Friday, August 10, 2012

How Can Smart People Be So Wrong?

The Flying, Anchise Picci (1982)
This morning I was thinking about cases where otherwise smart people believe crazy things.  I wonder if the common variable isn't the degree to which they have a strong ideological "feeling" about something.  We've seen cases where enormously smart/educated people seem immune to facts - anthropogenic climate change deniers, vaccine skeptics, creationists.  In some sense, one wonders if their intelligence doesn't allow them to create ever more elaborate rationalizations.

I'm not sure what that "feeling" really is.  It's obviously an unconscious bias; it's as if their reasoning is a rope you follow along until you come to a dark cave, beyond which there is nothing but darkness.  This is the point at which conscious reason disappears.

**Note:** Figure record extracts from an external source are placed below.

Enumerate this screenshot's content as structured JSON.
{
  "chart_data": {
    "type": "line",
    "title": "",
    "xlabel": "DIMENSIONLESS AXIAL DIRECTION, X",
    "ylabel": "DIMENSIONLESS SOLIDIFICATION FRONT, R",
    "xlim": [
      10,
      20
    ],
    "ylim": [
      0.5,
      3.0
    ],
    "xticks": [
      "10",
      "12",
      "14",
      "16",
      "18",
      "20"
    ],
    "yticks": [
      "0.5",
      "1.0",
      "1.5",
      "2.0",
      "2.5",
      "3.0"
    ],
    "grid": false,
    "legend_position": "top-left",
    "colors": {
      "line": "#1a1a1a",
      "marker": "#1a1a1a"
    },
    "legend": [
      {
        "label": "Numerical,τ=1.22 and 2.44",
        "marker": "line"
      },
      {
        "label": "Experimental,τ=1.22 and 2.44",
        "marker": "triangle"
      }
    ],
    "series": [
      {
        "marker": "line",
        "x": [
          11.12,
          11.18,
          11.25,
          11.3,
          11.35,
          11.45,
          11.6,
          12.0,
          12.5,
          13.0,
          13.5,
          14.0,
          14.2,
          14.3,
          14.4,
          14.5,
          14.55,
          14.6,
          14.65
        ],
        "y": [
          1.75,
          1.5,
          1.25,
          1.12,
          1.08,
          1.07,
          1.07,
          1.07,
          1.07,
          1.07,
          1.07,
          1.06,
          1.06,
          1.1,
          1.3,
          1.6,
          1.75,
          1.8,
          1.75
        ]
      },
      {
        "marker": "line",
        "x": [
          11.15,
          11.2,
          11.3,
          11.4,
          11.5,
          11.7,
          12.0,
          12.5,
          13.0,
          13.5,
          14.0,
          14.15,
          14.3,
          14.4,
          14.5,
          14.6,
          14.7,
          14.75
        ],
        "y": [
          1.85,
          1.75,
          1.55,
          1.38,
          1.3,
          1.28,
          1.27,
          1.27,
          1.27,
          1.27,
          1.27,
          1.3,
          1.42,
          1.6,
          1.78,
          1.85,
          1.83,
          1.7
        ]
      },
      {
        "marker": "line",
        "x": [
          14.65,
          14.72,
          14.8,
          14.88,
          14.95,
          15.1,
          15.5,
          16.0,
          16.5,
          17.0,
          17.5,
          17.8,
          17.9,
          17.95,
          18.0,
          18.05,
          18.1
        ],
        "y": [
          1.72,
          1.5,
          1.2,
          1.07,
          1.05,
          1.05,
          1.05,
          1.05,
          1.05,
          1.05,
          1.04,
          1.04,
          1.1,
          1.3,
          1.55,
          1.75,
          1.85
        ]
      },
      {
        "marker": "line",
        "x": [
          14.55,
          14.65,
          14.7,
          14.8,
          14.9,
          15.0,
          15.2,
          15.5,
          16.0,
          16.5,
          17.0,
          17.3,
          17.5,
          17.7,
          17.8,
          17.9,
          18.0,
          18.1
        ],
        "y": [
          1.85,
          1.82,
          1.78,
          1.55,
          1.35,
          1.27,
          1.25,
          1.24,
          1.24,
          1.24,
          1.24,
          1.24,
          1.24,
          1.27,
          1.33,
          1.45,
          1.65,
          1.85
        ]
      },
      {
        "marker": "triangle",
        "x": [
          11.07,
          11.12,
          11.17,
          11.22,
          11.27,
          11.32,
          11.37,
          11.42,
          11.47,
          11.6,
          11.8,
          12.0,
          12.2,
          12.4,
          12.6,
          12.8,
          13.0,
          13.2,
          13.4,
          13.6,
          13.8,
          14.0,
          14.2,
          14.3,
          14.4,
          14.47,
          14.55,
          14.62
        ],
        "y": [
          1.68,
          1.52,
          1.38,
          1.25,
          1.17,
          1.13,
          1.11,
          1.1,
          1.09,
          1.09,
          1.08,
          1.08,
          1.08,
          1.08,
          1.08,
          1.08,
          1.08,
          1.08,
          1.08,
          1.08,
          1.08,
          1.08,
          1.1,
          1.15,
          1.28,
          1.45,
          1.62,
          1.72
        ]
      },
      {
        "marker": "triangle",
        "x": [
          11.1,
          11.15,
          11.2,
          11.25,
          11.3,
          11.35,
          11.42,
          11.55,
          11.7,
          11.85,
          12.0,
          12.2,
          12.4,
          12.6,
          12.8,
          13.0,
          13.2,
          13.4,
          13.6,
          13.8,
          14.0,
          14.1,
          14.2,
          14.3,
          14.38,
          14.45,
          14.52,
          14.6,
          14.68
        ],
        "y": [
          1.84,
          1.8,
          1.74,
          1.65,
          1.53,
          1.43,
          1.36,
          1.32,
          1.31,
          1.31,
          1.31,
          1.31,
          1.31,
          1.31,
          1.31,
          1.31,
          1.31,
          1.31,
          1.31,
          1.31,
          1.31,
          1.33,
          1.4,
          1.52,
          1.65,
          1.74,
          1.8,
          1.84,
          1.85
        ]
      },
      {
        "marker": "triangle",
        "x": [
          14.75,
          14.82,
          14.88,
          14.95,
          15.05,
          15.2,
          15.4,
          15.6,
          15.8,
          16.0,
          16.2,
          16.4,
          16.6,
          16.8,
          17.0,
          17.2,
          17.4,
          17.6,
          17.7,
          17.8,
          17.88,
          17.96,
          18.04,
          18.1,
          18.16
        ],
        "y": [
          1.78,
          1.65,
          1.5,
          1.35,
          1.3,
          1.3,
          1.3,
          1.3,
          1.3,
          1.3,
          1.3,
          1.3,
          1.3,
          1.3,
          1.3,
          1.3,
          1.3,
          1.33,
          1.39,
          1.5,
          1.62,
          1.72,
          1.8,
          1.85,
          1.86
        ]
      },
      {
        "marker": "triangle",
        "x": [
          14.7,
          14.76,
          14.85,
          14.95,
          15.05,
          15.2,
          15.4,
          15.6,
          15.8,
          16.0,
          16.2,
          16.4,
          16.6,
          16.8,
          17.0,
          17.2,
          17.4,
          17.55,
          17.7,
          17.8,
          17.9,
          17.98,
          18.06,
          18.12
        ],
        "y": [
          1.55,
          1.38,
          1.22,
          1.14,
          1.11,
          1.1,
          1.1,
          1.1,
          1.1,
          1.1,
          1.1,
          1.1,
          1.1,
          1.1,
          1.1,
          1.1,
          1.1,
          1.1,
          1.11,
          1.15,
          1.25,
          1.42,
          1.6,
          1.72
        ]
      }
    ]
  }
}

Yet we can find interesting patterns when we zoom out and examine the larger context of their ideology.  There are correlations between the likelihood of specific beliefs and larger attitudes.  Religious fundamentalists might be the easiest to understand, because they have a scriptural interpretation that they insist is the final authority.  It becomes more difficult when dealing with something like homeopathy, or 9/11 "truthers" where there is no specific scripture they are required to obey. 

But maybe these two aren't so dissimilar.  What if we assumed that scriptural fundamentalism wasn't really about the text, but rather about a socially normative relationship between one and their community - friends, family, congregants, pastor, etc.?  We could assume the same about the homeopathist.  They too are following certain communal norms.  A striking commonality among these groups is how frequently they live in an insular world, in which they are rarely challenged.  And when they are, it is likely by someone who is an "outsider" to their special community.  Immediately, they are a "traitor to the cause".

So, I think we're getting to tribal and identity politics, which largely exist at the unconscious level. 

Maybe something interesting to think about is the individual who is allergic to these sort of ideological "feelings", those who seem to be reasonable and level-headed, better able to think objectively.  They too might live within insular communities, yet somehow don't feel the same strong sense of allegiance that promotes unconscious tribal bias.  How is it that they have been able to establish within themselves a sense of comfort with breaking tribal norms?  Do they have some special self-esteem?  Do they not feel the same fears?

In thinking about myself, I am objectively a pretty reasonable person - at least in terms of your standard political bogeymen.  I have a lot of nuanced views, and understand both sides pretty well.  But it is enormously difficult to self-analyze this stuff.  Reaching into one's unconscious is hard - where to even begin?  I'm sure I've got plenty of tribal bias.  And how much is any of it affecting my cognition at any given moment?